The speaker was trying to explain his investment advice by drawing an illustration from the aftermath of a hurricane. He said that after a hurricane rips through a neighborhood a typical reaction might be that you come out of the basement and look at your own home. You see it has been hardly damaged, say thanks, and look around the street. You see other houses standing, and the homeowners likewise thankful their houses are standing. But then everyone looks to the house at the end of the block and see that it is destroyed. You see the homeowners family standing there in shock, staring at the rubble which was their home. You go to comfort them and offer assistance. As time goes by, the destroyed home gets rebuilt and it is now as hurricane-proof as you can make a house. All of the “lucky” neighbors thought about doing something to “hurricane-proof” their own homes but didn’t follow through. So, he asked, if you were buying a house on that block which one would you buy?
His point related to investments: buy stock in funds which weathered the post-2008 financial “storms”. They are more “hurricane-proof” when another financial storm hits. All of the other sectors thought about taking steps to protect themselves, but in the end they stayed as they were, just as susceptible to major losses. I don’t know about that, but it sounded to me very much like the talk I hear about other parts of life. We have all heard of someone who dies “too young” leaving a young family behind. The typical response is, “I am going to start spending more time with my family” or “I am going to start taking better care of my health.” But, what do most of us do? Nothing different. That’s the “hurricane effect” I see so often. We see the devastating effects of life and death and we vow to build defenses against those effects, but, then, pretty soon, we are living our lives again as if there never was a “hurricane.” “The hurricane may affect the guy on the end of the block, but it won’t affect me.”
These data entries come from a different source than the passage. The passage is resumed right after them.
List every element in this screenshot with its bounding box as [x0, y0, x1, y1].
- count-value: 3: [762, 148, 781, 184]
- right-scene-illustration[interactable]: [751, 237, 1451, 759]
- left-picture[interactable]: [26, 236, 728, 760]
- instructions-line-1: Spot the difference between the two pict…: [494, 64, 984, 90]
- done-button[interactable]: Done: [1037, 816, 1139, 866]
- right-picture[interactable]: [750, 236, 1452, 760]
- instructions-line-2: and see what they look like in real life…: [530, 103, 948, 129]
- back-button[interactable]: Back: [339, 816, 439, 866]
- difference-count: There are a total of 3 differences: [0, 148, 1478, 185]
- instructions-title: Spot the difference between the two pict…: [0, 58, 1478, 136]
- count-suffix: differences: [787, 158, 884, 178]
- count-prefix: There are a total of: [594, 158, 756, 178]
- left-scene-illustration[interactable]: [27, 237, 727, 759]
I see this in spiritual and religious life as well. How many people do we know, including ourselves, who say that “I know I need God in my life”; or, “I know I am better off when I am surrounded by a faith community”; or, “I need to devote more time to religious practices”, after some life-changing event which makes us aware of what a spiritually weak foundation we have in our lives. But, in no time at all we forget that promise to re-build our house on rock instead of sand, and we remain vulnerable to the very same storms of life that we were before. For centuries humans have heard the story of the wise and foolish builders, only to conclude it applied to someone else. So, today, why not read Matthew 8:24-27 and this time, really start re-building your life. Don’t fall victim to the hurricane effect.